Sport England has established a £200,000 ($297,000/€272,000) emergency flood relief fund aimed at helping to restore pitches and facilities which have been damaged by storms which have hit the country.
People can apply for National Lottery funding to help get facilities back running as quickly as possible, with the funds available to sports clubs, local authorities and other community sports organisations.
It is hoped that football, rugby and cricket pitches, water sports centres, pavilions, changing rooms and floodlights across the flood affected areas can be repaired.
“We appreciate that sport isn’t a major priority when people’s lives, homes and businesses are at risk,” said Jennie Price, Sport England’s chief executive.
“But once communities are starting to get their lives back to normal, being able to use their local pitch or sports club as usual can make a real difference.
“By launching this fund quickly to help with clean up and repair costs, I hope we can give people affected by the floods one less thing to worry about.”

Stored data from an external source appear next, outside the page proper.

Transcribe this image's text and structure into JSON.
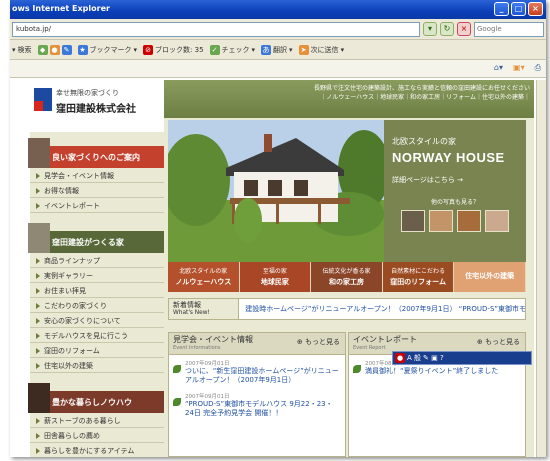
{
  "window": {
    "title": "ows Internet Explorer"
  },
  "address": {
    "url": "kubota.jp/",
    "search_placeholder": "Google"
  },
  "toolbar": {
    "search_label": "検索",
    "bookmark_label": "ブックマーク",
    "block_label": "ブロック数: 35",
    "check_label": "チェック",
    "translate_label": "翻訳",
    "send_label": "次に送信"
  },
  "site": {
    "tagline": "幸せ無限の家づくり",
    "company": "窪田建設株式会社",
    "top_text": "長野県で注文住宅の建築設計、施工なら実績と信頼の窪田建設にお任せください",
    "top_links": "｜ノルウェーハウス｜地球民家｜和の家工房｜リフォーム｜住宅以外の建築｜"
  },
  "side": {
    "sec1": "良い家づくりへのご案内",
    "menu1": [
      "見学会・イベント情報",
      "お得な情報",
      "イベントレポート"
    ],
    "sec2": "窪田建設がつくる家",
    "menu2": [
      "商品ラインナップ",
      "実例ギャラリー",
      "お住まい拝見",
      "こだわりの家づくり",
      "安心の家づくりについて",
      "モデルハウスを見に行こう",
      "窪田のリフォーム",
      "住宅以外の建築"
    ],
    "sec3": "豊かな暮らしノウハウ",
    "menu3": [
      "薪ストーブのある暮らし",
      "田舎暮らしの薦め",
      "暮らしを豊かにするアイテム"
    ]
  },
  "hero": {
    "north_label": "北欧スタイルの家",
    "title": "NORWAY HOUSE",
    "link": "詳細ページはこちら →",
    "others": "他の写真も見る？"
  },
  "categories": [
    {
      "sub": "北欧スタイルの家",
      "name": "ノルウェーハウス",
      "color": "#b4512c"
    },
    {
      "sub": "至福の家",
      "name": "地球民家",
      "color": "#a84626"
    },
    {
      "sub": "伝統文化が香る家",
      "name": "和の家工房",
      "color": "#8b4629"
    },
    {
      "sub": "自然素材にこだわる",
      "name": "窪田のリフォーム",
      "color": "#9b4b22"
    },
    {
      "sub": "",
      "name": "住宅以外の建築",
      "color": "#e0a273"
    }
  ],
  "news": {
    "label": "新着情報",
    "sub": "What's New!",
    "text": "建設時ホームページ”がリニューアルオープン！（2007年9月1日）   “PROUD-S”東御市モデ"
  },
  "events": {
    "title": "見学会・イベント情報",
    "sub": "Event Informations",
    "more": "もっと見る",
    "items": [
      {
        "date": "2007年09月01日",
        "text": "ついに、“新生窪田建設ホームページ”がリニューアルオープン！（2007年9月1日）"
      },
      {
        "date": "2007年09月01日",
        "text": "“PROUD-S”東御市モデルハウス 9月22・23・24日 完全予約見学会 開催！！"
      }
    ]
  },
  "reports": {
    "title": "イベントレポート",
    "sub": "Event Report",
    "more": "もっと見る",
    "items": [
      {
        "date": "2007年08月12日",
        "text": "満員御礼！“夏祭りイベント”終了しました"
      }
    ]
  },
  "ime": {
    "text": "A 般"
  }
}
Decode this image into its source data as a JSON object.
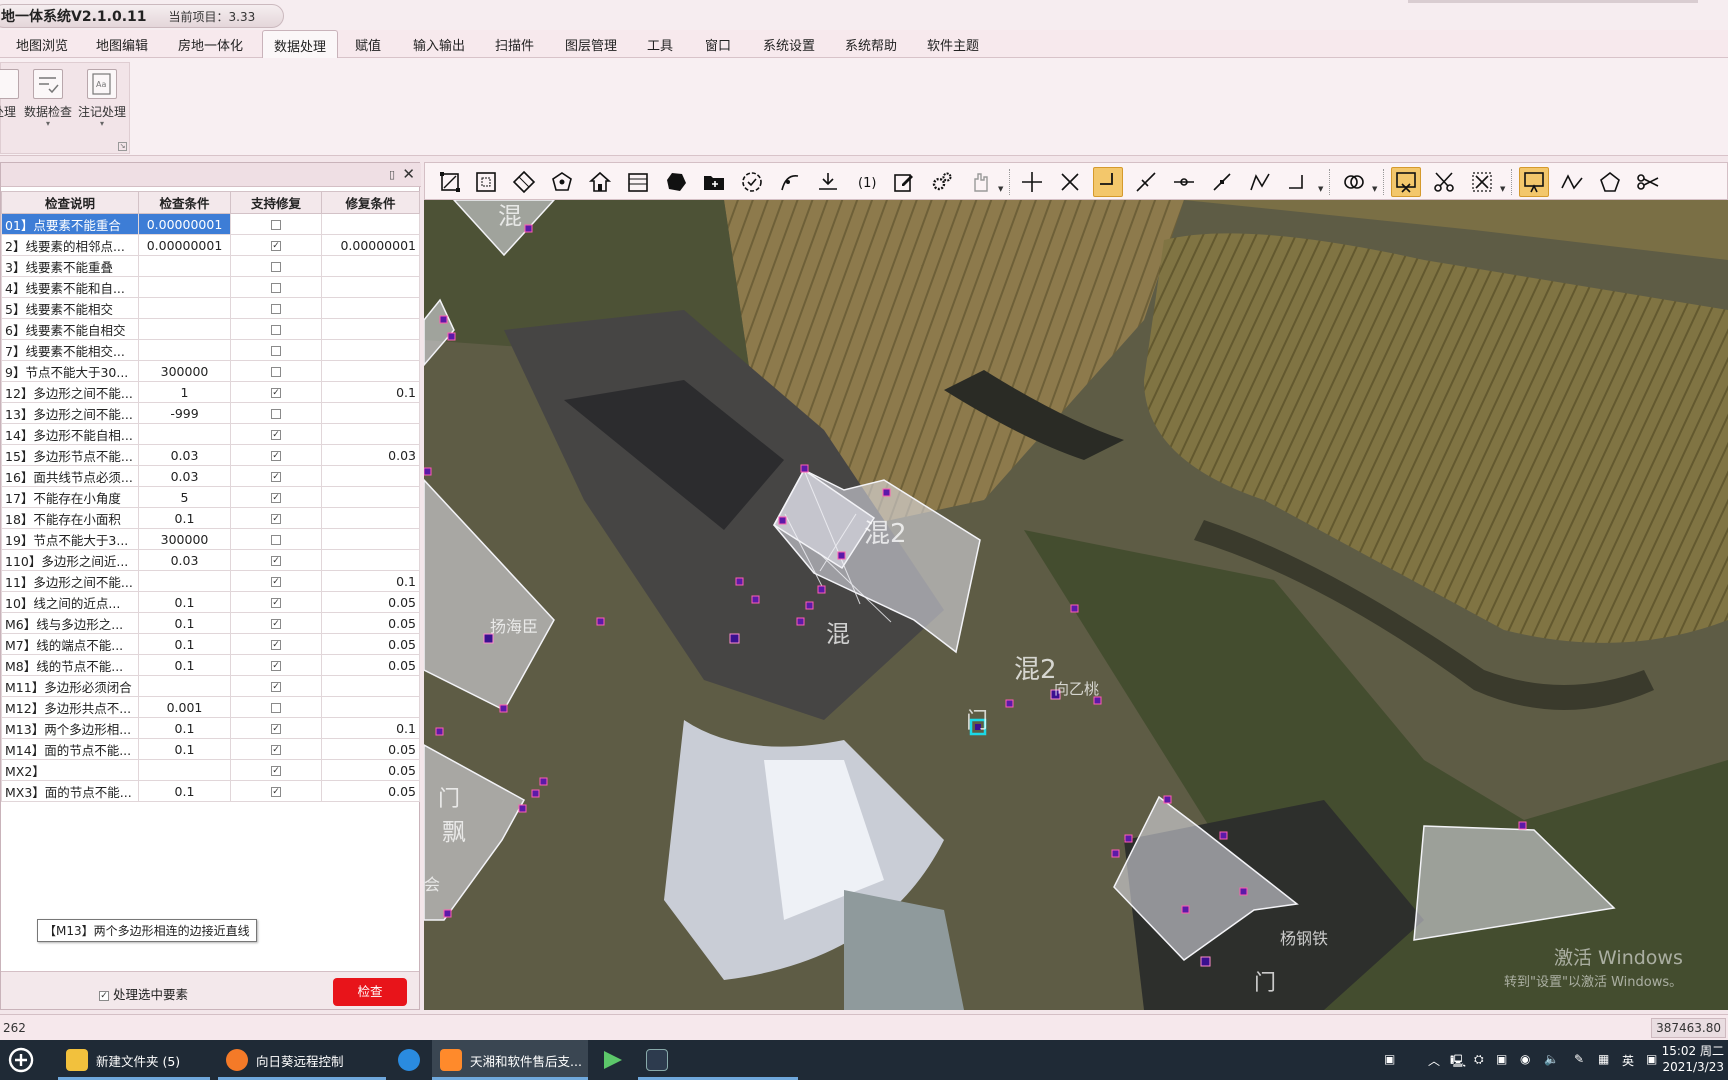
{
  "window": {
    "title": "地一体系统V2.1.0.11",
    "current_project": "当前项目：3.33"
  },
  "menu": {
    "tabs": [
      {
        "label": "地图浏览"
      },
      {
        "label": "地图编辑"
      },
      {
        "label": "房地一体化"
      },
      {
        "label": "数据处理"
      },
      {
        "label": "赋值"
      },
      {
        "label": "输入输出"
      },
      {
        "label": "扫描件"
      },
      {
        "label": "图层管理"
      },
      {
        "label": "工具"
      },
      {
        "label": "窗口"
      },
      {
        "label": "系统设置"
      },
      {
        "label": "系统帮助"
      },
      {
        "label": "软件主题"
      }
    ],
    "active": "数据处理"
  },
  "ribbon": {
    "b0": "处理",
    "b1": "数据检查",
    "b2": "注记处理"
  },
  "panel": {
    "columns": {
      "desc": "检查说明",
      "cond": "检查条件",
      "fix_support": "支持修复",
      "fix_cond": "修复条件"
    },
    "rows": [
      {
        "desc": "01】点要素不能重合",
        "cond": "0.00000001",
        "check": "□",
        "fix": ""
      },
      {
        "desc": "2】线要素的相邻点...",
        "cond": "0.00000001",
        "check": "☑",
        "fix": "0.00000001"
      },
      {
        "desc": "3】线要素不能重叠",
        "cond": "",
        "check": "□",
        "fix": ""
      },
      {
        "desc": "4】线要素不能和自...",
        "cond": "",
        "check": "□",
        "fix": ""
      },
      {
        "desc": "5】线要素不能相交",
        "cond": "",
        "check": "□",
        "fix": ""
      },
      {
        "desc": "6】线要素不能自相交",
        "cond": "",
        "check": "□",
        "fix": ""
      },
      {
        "desc": "7】线要素不能相交...",
        "cond": "",
        "check": "□",
        "fix": ""
      },
      {
        "desc": "9】节点不能大于30...",
        "cond": "300000",
        "check": "□",
        "fix": ""
      },
      {
        "desc": "12】多边形之间不能...",
        "cond": "1",
        "check": "☑",
        "fix": "0.1"
      },
      {
        "desc": "13】多边形之间不能...",
        "cond": "-999",
        "check": "□",
        "fix": ""
      },
      {
        "desc": "14】多边形不能自相...",
        "cond": "",
        "check": "☑",
        "fix": ""
      },
      {
        "desc": "15】多边形节点不能...",
        "cond": "0.03",
        "check": "☑",
        "fix": "0.03"
      },
      {
        "desc": "16】面共线节点必须...",
        "cond": "0.03",
        "check": "☑",
        "fix": ""
      },
      {
        "desc": "17】不能存在小角度",
        "cond": "5",
        "check": "☑",
        "fix": ""
      },
      {
        "desc": "18】不能存在小面积",
        "cond": "0.1",
        "check": "☑",
        "fix": ""
      },
      {
        "desc": "19】节点不能大于3...",
        "cond": "300000",
        "check": "□",
        "fix": ""
      },
      {
        "desc": "110】多边形之间近...",
        "cond": "0.03",
        "check": "☑",
        "fix": ""
      },
      {
        "desc": "11】多边形之间不能...",
        "cond": "",
        "check": "☑",
        "fix": "0.1"
      },
      {
        "desc": "10】线之间的近点...",
        "cond": "0.1",
        "check": "☑",
        "fix": "0.05"
      },
      {
        "desc": "M6】线与多边形之...",
        "cond": "0.1",
        "check": "☑",
        "fix": "0.05"
      },
      {
        "desc": "M7】线的端点不能...",
        "cond": "0.1",
        "check": "☑",
        "fix": "0.05"
      },
      {
        "desc": "M8】线的节点不能...",
        "cond": "0.1",
        "check": "☑",
        "fix": "0.05"
      },
      {
        "desc": "M11】多边形必须闭合",
        "cond": "",
        "check": "☑",
        "fix": ""
      },
      {
        "desc": "M12】多边形共点不...",
        "cond": "0.001",
        "check": "□",
        "fix": ""
      },
      {
        "desc": "M13】两个多边形相...",
        "cond": "0.1",
        "check": "☑",
        "fix": "0.1"
      },
      {
        "desc": "M14】面的节点不能...",
        "cond": "0.1",
        "check": "☑",
        "fix": "0.05"
      },
      {
        "desc": "MX2】",
        "cond": "",
        "check": "☑",
        "fix": "0.05"
      },
      {
        "desc": "MX3】面的节点不能...",
        "cond": "0.1",
        "check": "☑",
        "fix": "0.05"
      }
    ],
    "tooltip": "【M13】两个多边形相连的边接近直线",
    "process_selected_label": "处理选中要素",
    "check_button": "检查"
  },
  "map": {
    "labels": [
      "混",
      "混2",
      "混",
      "混2",
      "向乙桃",
      "门",
      "扬海臣",
      "门",
      "飘",
      "会",
      "杨钢铁",
      "门"
    ],
    "watermark": [
      "激活 Windows",
      "转到\"设置\"以激活 Windows。"
    ]
  },
  "status": {
    "left": "262",
    "coords": "387463.80"
  },
  "taskbar": {
    "apps": [
      "新建文件夹 (5)",
      "向日葵远程控制",
      "天湘和软件售后支..."
    ],
    "tray_lang": "英",
    "time": "15:02 周二",
    "date": "2021/3/23"
  },
  "colors": {
    "accent": "#e8141a",
    "selection": "#3d7dd6",
    "vertex": "#5b1aa8",
    "highlight": "#f3c76b"
  }
}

Financial support can be provided in as little as three weeks, Sport England claim, with grass pitch restoration and clubhouse decontamination and repairs among the work which will typically be included as part of the fund.
Replacements for damaged or broken electrical systems, steam cleaning and de-silting of drains are also work that is expected to receive funding.
Facilities in the counties of Cumbria, Lancashire and Northumberland have suffered the worst damage, with clubs, charities and similar organisations encouraged to go to the Sport England website to apply for up to £5,000 ($7,400/€6,800) of emergency funding.
“The floods have had a devastating impact on communities and the primary focus for many will be to try to get back to normality,” said British Sports Minister Tracey Crouch.
“This fund is just a small part of our wider package of support for affected areas – by helping restore sports facilities to their former glory, it will help to slowly rebuild the lives and everyday routine of these communities.”
Sport England previously launched a fund in early 2014 after flooding affected communities throughout England, with more than 250 sports facilities receiving assistance.